All of this, observed from the outside, gives a very good impression of a genuine relationship. Though, of course, it always has.

While Whitman changes again, I probe a reluctant Leo about his latest venture, bankrolling a pair of art studios in London and Paris. His professed mission is to provide a studio space to those who might not be able to afford or find one for themselves. To what extent the pet project of a wealthy celebrity can truly make a difference in the lives of starving or marginalized artists, especially in such expensive, inaccessible cities, remains questionable. Most of the artists currently involved in the project are relative unknowns, and their output has been sporadic. Still, the studios are becoming established on the local scenes. Eloise Teng ran a series of workshops at the Paris location last month, the first big exhibition is expected this summer, and the parties are apparently off the wall.

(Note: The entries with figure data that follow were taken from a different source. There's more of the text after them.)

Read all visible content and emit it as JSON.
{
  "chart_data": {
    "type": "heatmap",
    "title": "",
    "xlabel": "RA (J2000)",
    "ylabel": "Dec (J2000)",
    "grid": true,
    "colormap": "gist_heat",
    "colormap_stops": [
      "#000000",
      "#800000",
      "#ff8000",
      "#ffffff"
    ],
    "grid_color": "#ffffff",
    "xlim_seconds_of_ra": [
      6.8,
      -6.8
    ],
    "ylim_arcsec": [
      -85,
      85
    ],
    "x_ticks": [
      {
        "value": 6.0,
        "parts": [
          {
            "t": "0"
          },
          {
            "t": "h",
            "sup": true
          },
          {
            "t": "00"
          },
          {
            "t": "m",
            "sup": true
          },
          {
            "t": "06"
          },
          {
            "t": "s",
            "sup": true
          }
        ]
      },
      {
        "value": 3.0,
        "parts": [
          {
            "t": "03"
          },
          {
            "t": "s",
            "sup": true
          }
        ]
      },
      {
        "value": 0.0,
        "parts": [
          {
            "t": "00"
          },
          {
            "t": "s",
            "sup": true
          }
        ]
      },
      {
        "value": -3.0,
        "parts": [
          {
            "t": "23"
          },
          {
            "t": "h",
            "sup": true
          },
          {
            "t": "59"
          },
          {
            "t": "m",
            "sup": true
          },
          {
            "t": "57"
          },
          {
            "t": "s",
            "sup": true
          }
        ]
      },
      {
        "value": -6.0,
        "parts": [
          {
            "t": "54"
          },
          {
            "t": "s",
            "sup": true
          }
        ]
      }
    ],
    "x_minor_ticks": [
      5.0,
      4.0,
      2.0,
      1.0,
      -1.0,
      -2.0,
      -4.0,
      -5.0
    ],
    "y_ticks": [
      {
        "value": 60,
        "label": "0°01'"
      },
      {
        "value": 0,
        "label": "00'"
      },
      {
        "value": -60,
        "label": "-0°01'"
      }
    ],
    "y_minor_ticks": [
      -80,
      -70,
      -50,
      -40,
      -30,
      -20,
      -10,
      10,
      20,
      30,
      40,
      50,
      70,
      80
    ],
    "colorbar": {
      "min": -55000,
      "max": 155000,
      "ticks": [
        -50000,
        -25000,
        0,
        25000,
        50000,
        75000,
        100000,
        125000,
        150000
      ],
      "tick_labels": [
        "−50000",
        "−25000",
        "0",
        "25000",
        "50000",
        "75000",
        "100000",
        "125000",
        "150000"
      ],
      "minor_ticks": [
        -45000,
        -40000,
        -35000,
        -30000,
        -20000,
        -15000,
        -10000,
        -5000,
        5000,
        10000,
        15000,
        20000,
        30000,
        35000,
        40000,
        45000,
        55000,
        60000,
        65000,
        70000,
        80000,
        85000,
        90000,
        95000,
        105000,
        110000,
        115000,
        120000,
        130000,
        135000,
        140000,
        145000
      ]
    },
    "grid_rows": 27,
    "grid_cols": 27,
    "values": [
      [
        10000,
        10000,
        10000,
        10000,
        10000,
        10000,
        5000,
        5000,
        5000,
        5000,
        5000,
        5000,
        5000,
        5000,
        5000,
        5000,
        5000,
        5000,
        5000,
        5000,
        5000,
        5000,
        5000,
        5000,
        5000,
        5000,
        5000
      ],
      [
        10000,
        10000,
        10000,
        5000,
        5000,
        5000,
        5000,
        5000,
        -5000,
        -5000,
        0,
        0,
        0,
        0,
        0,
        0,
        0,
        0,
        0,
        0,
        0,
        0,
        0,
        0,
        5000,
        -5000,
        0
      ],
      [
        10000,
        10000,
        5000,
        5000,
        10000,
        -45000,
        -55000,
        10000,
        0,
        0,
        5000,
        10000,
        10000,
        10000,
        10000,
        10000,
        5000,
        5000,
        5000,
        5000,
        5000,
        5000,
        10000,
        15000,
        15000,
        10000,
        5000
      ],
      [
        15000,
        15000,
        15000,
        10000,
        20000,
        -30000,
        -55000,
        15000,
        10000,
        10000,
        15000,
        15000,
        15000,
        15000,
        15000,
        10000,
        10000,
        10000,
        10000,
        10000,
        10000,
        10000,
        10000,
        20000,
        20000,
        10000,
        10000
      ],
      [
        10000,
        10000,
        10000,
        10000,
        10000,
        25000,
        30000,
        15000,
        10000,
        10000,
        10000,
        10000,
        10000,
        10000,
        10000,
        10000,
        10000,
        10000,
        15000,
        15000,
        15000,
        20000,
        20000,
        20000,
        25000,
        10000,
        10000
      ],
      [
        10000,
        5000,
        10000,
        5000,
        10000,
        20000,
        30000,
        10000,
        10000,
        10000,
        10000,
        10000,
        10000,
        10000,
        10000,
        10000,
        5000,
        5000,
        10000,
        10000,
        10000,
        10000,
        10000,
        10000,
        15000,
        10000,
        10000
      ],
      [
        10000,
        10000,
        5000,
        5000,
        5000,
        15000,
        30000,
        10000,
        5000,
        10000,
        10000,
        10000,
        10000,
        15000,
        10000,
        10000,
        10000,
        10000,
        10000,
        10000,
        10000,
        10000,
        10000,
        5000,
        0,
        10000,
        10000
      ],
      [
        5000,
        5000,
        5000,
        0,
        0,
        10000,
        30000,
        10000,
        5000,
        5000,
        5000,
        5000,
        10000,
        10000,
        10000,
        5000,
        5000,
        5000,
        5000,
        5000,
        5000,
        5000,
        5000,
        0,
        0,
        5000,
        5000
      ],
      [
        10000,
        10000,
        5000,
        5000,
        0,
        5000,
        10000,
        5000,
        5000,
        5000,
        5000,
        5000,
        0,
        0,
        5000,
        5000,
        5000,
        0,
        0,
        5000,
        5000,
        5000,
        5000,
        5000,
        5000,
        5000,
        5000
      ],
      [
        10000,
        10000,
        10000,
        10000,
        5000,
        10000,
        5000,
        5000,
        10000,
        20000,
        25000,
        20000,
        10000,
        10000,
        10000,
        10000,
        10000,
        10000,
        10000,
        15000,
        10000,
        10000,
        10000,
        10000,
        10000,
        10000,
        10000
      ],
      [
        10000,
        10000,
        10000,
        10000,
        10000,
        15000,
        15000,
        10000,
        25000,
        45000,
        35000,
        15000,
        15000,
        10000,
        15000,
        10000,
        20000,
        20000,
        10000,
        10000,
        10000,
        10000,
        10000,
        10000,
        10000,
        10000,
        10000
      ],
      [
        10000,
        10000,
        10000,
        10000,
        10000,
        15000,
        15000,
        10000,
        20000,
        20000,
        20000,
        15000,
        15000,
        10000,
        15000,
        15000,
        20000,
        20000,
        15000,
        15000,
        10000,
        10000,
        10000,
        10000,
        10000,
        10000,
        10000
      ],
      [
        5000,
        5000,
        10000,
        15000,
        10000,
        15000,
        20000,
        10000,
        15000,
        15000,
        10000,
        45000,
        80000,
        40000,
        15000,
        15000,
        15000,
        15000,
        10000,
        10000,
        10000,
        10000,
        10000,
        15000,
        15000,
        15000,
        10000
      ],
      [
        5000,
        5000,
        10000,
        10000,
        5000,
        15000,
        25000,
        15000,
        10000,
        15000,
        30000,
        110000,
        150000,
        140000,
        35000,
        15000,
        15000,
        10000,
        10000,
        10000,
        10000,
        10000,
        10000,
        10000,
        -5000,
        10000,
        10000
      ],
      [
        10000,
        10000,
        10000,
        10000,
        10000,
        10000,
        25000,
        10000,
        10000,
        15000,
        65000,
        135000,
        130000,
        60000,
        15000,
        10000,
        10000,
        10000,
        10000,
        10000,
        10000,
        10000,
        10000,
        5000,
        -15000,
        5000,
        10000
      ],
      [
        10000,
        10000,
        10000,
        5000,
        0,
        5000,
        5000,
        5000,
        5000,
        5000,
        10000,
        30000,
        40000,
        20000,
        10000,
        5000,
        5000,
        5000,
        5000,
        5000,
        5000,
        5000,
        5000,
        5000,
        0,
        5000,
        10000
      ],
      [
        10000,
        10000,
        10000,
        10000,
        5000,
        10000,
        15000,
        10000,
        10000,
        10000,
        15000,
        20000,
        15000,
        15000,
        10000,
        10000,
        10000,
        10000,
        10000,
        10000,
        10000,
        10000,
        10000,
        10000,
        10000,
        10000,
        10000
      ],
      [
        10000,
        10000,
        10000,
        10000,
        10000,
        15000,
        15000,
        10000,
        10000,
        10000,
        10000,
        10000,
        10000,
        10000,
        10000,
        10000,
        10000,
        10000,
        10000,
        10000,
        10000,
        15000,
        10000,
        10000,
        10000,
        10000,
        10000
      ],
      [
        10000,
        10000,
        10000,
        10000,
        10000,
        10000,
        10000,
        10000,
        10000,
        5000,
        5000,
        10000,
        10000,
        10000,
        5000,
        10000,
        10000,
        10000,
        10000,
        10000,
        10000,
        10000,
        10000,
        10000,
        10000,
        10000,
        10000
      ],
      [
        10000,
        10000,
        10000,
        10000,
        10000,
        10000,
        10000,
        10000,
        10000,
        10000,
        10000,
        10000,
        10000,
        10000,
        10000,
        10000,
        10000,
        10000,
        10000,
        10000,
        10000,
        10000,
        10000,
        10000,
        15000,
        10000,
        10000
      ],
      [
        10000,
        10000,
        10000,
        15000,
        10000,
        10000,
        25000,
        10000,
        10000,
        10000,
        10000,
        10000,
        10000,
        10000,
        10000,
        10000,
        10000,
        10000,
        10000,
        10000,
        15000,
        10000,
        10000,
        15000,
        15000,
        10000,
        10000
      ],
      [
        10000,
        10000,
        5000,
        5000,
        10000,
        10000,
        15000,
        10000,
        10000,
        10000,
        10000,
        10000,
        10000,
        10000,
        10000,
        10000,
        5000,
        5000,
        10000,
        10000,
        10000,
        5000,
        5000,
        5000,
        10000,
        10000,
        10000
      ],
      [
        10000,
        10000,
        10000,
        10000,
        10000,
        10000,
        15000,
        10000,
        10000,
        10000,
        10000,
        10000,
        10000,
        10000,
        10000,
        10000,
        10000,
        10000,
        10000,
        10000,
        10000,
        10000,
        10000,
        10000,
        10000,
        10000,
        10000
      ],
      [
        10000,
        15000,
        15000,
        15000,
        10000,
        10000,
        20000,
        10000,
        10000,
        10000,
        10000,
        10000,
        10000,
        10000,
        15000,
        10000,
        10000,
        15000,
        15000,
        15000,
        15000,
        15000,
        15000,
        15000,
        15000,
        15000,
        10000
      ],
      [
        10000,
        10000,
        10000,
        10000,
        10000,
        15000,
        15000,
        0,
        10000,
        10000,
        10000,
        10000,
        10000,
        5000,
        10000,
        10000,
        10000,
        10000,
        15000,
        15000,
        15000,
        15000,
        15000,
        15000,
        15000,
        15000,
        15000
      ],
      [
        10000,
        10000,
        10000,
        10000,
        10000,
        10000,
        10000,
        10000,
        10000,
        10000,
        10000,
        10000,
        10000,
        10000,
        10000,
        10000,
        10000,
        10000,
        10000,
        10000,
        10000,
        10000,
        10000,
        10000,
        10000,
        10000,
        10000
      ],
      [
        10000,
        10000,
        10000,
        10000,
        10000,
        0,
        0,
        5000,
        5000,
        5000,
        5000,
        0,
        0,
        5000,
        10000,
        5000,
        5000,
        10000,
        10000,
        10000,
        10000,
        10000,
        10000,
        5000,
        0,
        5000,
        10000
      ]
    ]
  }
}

Leo himself is unforthcoming. “I just pay the rent,” he says, and is saved by the bell, as Whitman announces they’re done for the day. The team shares celebratory beers; alcohol is clearly part of Whitman’s MO, but not one that I complain about, as I’m invited to join the circle. Whitman and Leo reach out to clink bottles without looking at each other, hands meeting naturally in the air.

It’s hard to tell what will happen if Whitman wins Best Actress at the Academy Awards this Sunday; it’s equally hard to tell what will happen if she doesn’t. Her trajectory once seemed like a golden narrative—the young ingenue, the dazzling Hollywood romance, the empress of the silver screen. When she fell, she fell hard, crashing and burning off her pedestal like a plane trailing smoke in the sky. Now she is something else, something that we don’t yet entirely know what to do with. If we’re not quick to make up our minds, Whitman will make them up for us, sliding a new character under our noses so gently that we’ll convince ourselves this version of her must be the real one.

Love her or hate her, it’s easy to project a tragic narrative on Whitman. Her troubled rise, her fall from grace. You can read her as an outsider stigmatized by a cutthroat industry or a control freak who remains Hollywood’s most high-strung diva. Over our time together, though, I kept noticing her gentle swagger, the easy way she lined up her pool shots, the sure hand she rested on Leo Milanowski’s shoulder. She looked amused, as though she had a private joke no one knew about. She seemed calm, in control, her sharp, handsome face relatively untroubled by the scandals cast upon it. It seemed almost as though she was having fun.